The Battle of the Atlantic is a disaster. Supply ships ferrying vital weapons, food and fuel from North America are being torpedoed by the German U-boats.
You are concealing from the country the number of ships sunk. You are concealing the number of men killed. Without the supply ships Britain will starve. The tide of the war is turning in Germany's favour.
This is the story of the game of battleships that won the Second World War. In 1941 Prime Minster Winston Churchill gathered a group of unlikely heroes - a retired naval captain and eight brilliant young women, the youngest only seventeen years-old - to form a secret strategy unit. On the top floor of a ramshackle HQ in Liverpool, the Western Approaches Tactical Unit spent day and night playing war games to crack the U-boat tactics.
A GAME OF BIRDS AND WOLVES takes us from the steamy fug of a U-boat as the German aces coordinate their wolfpack, to the tense atmosphere of operation room as the British team plot battles at sea on the map. The story of Operation Raspberry and its unsung heroines has never been told before. Investigative journalist Simon Parkin brings these hidden figures into the light in this gripping tale of war at sea.
[A] splendid new history of the war in the Atlantic . . . Simon Parkin's book rips along at full sail and is full of personality and personalities. Above all, it brings a barely known aspect of the sea war out into the light.
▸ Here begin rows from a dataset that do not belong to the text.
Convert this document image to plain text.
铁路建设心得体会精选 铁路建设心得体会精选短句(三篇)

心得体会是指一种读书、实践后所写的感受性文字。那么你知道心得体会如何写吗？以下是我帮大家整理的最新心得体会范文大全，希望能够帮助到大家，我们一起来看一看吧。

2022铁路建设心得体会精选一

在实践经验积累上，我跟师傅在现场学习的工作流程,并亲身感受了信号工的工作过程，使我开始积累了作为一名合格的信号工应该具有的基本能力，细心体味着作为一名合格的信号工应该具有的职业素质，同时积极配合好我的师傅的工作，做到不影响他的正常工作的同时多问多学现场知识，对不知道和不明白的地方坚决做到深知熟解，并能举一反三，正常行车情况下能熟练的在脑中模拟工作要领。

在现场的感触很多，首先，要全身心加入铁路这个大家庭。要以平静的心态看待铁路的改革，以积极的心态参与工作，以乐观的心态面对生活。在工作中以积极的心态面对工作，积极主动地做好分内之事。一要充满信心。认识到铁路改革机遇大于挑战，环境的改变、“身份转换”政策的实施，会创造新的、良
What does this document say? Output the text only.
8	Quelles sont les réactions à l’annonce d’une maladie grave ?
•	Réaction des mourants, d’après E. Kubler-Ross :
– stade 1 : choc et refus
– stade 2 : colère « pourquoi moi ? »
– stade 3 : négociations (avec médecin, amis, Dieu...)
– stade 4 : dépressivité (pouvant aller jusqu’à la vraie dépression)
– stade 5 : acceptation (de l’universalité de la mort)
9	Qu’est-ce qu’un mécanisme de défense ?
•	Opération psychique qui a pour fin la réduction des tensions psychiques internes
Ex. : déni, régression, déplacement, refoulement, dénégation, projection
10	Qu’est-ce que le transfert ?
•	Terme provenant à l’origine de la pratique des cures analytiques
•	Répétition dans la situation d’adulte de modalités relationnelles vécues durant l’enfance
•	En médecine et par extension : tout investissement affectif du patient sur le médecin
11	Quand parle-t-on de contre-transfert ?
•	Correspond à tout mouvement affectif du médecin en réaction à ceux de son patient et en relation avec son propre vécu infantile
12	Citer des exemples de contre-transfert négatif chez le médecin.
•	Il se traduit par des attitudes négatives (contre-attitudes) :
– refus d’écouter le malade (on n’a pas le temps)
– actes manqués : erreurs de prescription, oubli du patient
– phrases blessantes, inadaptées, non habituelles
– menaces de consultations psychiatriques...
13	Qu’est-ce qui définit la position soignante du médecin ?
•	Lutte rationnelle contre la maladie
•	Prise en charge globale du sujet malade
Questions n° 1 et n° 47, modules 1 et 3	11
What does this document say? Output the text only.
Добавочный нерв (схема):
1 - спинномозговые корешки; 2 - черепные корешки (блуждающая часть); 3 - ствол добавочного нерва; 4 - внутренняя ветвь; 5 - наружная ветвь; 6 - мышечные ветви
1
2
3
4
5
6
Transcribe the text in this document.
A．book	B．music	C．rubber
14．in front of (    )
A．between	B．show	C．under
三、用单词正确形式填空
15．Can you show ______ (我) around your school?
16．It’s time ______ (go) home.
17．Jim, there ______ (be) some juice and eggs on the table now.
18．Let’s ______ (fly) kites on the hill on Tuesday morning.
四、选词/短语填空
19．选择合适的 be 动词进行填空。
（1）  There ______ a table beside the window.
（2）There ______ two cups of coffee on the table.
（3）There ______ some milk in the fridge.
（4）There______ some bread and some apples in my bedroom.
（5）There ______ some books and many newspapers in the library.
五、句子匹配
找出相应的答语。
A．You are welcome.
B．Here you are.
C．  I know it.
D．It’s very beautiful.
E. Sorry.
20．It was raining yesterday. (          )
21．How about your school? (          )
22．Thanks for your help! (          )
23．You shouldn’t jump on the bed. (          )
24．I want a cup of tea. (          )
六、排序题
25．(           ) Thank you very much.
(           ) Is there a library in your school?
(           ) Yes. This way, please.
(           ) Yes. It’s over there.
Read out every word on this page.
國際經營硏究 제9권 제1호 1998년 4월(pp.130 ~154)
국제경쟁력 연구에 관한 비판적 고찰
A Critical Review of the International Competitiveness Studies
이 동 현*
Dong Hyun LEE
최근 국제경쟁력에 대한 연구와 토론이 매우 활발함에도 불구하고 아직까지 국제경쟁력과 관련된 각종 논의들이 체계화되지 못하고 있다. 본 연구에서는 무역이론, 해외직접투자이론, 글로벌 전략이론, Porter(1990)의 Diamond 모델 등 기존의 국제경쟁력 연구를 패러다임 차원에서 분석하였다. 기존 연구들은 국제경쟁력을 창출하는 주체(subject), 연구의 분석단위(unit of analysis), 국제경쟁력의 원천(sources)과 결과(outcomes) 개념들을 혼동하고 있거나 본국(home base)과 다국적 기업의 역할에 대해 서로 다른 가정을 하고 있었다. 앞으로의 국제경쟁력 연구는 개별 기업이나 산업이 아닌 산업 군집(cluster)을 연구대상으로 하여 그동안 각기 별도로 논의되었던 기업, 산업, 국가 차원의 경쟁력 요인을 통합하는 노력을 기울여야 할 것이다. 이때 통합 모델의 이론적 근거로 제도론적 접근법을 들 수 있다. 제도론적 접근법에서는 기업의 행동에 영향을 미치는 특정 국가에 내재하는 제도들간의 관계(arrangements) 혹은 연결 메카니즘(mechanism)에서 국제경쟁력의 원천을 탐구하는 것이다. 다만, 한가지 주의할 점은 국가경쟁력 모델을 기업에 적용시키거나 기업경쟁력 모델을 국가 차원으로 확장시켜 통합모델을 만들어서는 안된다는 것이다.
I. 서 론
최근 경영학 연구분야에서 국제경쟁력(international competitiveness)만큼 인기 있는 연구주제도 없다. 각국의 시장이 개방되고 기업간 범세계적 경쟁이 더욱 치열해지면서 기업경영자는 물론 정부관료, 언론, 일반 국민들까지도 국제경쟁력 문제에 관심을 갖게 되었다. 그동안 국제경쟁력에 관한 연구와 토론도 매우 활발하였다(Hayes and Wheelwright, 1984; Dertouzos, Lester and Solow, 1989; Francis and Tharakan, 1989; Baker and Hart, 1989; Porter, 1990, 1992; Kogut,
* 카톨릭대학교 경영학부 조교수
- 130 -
Which is a triumph in itself. - Sunday Express
Sheds compelling new light on the ferocious struggle being played out in the mid-Atlantic ... [A Game of Birds and Wolves] has all the elements of a film - Sunday Times
In a riveting, intricately researched book, Simon Parkin tells the previously unknown story behind the Allied victory in the Atlantic during World War II. It's an underdog's tale - not only of British supply fleets trying to outrun German U-boats, but also of the women game designers who made that victory possible. - Ian Bogost, Ivan Allen College Distinguished Chair in Media Studies at the Georgia Institute of Technology; Contributing writer at The Atlantic, and author of PLAY ANYTHING
Engaging and skilful . . . [Parkin] writes with real flair and the human side of this story is brought out with fine vignettes and character sketches . . . If the place of women in Britain's naval war has been played down, Parkin's vivid story recovers it handsomely . . . Inside his narrative is a desire to show how ordinary people did extraordinary things in wartime . . . this is a good read on a corner of the war and the men and women who peopled it - one very much worthy of our attention. - Guardian
A triumph - Daily Mirror
History writing at its best - Booklist (starred review)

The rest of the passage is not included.